Vivemos numa sociedade instante, vertiginosa e ansiosa. As pessoas tem uma mente esvoaçada e stressada. Resignação e tolerância para as contrariedades estão a tornar-se artigos de opulência. Atravessamos a era da indústria do entretenimento e, paradoxalmente, existe-se na era do aborrecimento.
Tudo isto é dito por vários especialista da coisa.
No entanto, a depressão, a ansiedade e o stresse não são novos, nem sequer específicos destes tempos. Pergunte-se aos ainda vivos combatentes da Guerra Colonial se não pressentiram todos eles, lá nos confins onde o silêncio doía.
A ansiedade é um clamor permanente que cava no corpo de um soldado. Eu conheci esse sentimento despropositado que dói por dentro, vai à mais profunda das entranhas. Senti , por vezes, tudo isso na guerra, principalmente, na Guiné.
Quando saía do arame farpado do quartel e caminhava fora, o meu coração saltava frenético. Era uma confusão entre medo, ansiedade, falta de vontade em caminhar. Sabia que o inimigo estava próximo. Apertava a minha arma contra o peito, e à medida que avançava sem contacto com o inimigo, quebrava-se o medo. A ansiedade adormecia.
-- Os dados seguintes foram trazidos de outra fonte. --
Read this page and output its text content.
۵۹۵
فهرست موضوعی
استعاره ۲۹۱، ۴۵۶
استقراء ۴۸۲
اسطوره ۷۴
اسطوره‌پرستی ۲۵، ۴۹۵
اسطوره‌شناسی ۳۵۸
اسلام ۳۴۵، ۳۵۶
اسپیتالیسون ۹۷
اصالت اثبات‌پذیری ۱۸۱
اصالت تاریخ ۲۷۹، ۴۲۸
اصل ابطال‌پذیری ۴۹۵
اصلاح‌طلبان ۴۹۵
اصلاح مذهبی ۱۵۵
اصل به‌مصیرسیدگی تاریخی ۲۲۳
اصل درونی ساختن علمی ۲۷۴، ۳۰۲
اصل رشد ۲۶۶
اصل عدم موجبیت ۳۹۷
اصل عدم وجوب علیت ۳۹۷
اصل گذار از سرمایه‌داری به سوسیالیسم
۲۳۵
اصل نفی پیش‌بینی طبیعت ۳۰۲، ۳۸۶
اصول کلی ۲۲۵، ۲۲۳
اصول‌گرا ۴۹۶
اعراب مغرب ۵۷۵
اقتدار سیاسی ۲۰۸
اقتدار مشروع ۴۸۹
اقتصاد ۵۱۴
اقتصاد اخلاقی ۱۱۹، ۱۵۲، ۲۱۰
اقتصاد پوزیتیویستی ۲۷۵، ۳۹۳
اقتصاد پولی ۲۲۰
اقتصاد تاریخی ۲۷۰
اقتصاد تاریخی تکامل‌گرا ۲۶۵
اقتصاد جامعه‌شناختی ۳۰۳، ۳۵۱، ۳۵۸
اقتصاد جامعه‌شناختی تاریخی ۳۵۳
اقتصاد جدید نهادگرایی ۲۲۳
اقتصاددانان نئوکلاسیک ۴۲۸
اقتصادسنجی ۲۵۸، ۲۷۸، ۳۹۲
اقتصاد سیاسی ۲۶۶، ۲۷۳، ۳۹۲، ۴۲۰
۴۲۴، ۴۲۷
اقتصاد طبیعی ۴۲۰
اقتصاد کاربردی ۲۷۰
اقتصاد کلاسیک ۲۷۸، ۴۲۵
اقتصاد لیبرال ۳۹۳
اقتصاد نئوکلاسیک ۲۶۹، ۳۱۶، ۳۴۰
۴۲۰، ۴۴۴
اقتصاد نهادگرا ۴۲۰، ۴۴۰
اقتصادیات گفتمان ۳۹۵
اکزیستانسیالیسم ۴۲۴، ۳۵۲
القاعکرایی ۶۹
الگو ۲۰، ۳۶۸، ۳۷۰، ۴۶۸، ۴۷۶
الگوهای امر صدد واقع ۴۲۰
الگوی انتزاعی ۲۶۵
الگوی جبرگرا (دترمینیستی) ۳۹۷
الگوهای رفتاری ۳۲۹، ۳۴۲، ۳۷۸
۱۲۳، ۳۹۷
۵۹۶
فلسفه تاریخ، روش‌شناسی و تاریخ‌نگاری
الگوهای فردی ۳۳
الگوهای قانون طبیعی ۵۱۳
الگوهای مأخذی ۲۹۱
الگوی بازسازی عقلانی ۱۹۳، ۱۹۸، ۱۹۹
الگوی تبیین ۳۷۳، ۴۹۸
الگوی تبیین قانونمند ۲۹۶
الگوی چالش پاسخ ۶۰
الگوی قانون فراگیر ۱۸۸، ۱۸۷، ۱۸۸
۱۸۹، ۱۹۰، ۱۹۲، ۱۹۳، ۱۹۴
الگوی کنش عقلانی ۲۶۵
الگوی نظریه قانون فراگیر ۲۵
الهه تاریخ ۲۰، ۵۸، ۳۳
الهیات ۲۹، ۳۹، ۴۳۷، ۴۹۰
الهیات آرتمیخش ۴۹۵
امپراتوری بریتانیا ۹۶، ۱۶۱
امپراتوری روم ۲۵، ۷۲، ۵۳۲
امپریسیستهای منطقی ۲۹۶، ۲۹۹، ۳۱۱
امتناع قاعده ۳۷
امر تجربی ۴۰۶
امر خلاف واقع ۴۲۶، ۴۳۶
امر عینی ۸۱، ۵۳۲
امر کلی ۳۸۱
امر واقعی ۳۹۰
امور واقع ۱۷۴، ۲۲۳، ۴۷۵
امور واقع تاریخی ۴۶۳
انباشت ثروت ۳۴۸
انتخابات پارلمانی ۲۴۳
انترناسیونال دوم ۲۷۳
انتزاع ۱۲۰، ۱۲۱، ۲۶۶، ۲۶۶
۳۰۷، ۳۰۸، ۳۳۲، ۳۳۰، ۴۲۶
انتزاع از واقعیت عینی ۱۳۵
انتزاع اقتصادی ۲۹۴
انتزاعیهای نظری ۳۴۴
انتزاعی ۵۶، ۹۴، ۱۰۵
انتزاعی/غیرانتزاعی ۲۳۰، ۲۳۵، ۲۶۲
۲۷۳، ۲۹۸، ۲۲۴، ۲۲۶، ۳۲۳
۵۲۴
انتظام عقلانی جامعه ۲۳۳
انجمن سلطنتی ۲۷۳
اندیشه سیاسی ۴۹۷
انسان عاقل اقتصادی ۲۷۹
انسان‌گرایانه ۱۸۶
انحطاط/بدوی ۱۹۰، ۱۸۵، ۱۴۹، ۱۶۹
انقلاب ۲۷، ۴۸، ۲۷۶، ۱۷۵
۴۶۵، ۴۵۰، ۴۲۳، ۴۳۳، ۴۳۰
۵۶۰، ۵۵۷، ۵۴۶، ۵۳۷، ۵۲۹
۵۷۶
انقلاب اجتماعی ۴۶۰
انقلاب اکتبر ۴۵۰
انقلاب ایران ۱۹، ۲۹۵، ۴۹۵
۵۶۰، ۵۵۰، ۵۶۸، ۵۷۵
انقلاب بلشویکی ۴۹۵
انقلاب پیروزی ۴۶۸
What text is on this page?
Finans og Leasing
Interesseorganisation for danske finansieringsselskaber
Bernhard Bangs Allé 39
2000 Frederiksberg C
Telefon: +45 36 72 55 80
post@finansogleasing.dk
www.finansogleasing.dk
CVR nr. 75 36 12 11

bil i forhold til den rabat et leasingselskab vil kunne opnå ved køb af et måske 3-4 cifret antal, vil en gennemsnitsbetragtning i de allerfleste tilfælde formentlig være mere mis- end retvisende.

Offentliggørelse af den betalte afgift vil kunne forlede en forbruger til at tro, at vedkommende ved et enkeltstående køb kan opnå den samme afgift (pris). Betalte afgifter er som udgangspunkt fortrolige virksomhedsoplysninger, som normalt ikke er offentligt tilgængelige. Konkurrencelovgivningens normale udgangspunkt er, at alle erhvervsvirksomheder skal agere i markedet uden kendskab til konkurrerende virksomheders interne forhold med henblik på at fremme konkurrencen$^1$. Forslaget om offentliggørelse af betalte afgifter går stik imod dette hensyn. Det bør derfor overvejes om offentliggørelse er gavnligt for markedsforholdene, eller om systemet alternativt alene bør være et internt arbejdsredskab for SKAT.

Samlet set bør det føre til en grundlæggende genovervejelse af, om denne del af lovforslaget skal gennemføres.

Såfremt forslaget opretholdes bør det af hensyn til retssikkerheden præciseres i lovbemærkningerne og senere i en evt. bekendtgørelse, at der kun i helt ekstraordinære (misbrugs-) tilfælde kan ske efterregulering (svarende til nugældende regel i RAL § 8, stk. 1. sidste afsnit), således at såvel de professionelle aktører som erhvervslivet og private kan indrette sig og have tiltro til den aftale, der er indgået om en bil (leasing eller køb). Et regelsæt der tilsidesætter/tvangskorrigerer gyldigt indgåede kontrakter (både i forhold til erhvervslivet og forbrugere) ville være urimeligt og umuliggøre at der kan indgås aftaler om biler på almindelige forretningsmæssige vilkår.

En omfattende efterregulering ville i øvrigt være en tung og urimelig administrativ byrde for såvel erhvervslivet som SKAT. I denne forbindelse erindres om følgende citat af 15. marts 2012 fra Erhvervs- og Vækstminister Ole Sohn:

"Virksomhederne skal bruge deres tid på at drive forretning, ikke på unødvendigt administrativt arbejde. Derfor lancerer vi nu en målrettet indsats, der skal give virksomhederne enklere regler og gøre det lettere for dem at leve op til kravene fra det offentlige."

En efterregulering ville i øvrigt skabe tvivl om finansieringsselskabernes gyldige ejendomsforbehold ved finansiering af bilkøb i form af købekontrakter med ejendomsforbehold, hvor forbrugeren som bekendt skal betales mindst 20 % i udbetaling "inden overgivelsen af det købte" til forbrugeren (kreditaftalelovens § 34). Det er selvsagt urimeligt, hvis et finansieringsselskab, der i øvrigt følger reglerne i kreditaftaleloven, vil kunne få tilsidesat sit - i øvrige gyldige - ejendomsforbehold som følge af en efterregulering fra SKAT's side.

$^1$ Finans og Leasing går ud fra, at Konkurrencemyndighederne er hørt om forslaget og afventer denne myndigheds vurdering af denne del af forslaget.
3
A exuberância e a vontade de retornar à vida, em pleno, tornava.
Cumprida a missão, restava o regresso. Voltava a ansiedade da morte, do encontro inesperado, sempre indesejado. Suava de medo, atormentado pela interrupção da tornada. A família vinha ao encontro de mim para me ajudar a chegar.
Silêncio… estava quase no arame farpado salvador, protector…
Entrei. Qual depressão, qual quê, para quê?!…
Quando chegava a noite tudo era igual, à espera do amanhã sempre incerto. Por isso, se desabotoava a alma e se escrevia:
Meu amor vou partir, a guerra espera, vou-te deixar,
Já sinto a balada triste do meu pensar,
Já vejo o sofrimento de não voltar.
Estou vazio, dá-me vontade de chorar;
Também magoado estou, a indignar.
O coração, já sem força, bate devagar,
Ansioso está, p’ra deixar o tempo passar.
Ouve-me, um pouco, meu já desfeito coração,
PÁRA um instante, não quero sentir a percepção da morte,
Já que a morte não é superação.
É noite alta, nas alturas do avião da guerra, vai nascer o dia.
Meus pensamentos deslizam vagarosos como secos rios;
Está sobre mim um véu de sombra e melancolia.
Estou moribundo e tenho os lábios frios,
Não alcanço novo dia que sorria.
Ó, o do soldado é negro, já o pressentia.
Estendo os braços mas logo caem;
Não ouço a tua voz para além dos tiros,
Não acolho teus mimos no seio do capim;
Vejo então a longa distância donde saem
Os ecos das saudades que sentimos.
Depois do verbo e do verso, ecoou o canhão; estilhaços caíram em redor, a depressão voltou, a ansiedade veio bater-me, encarniçadamente, no peito.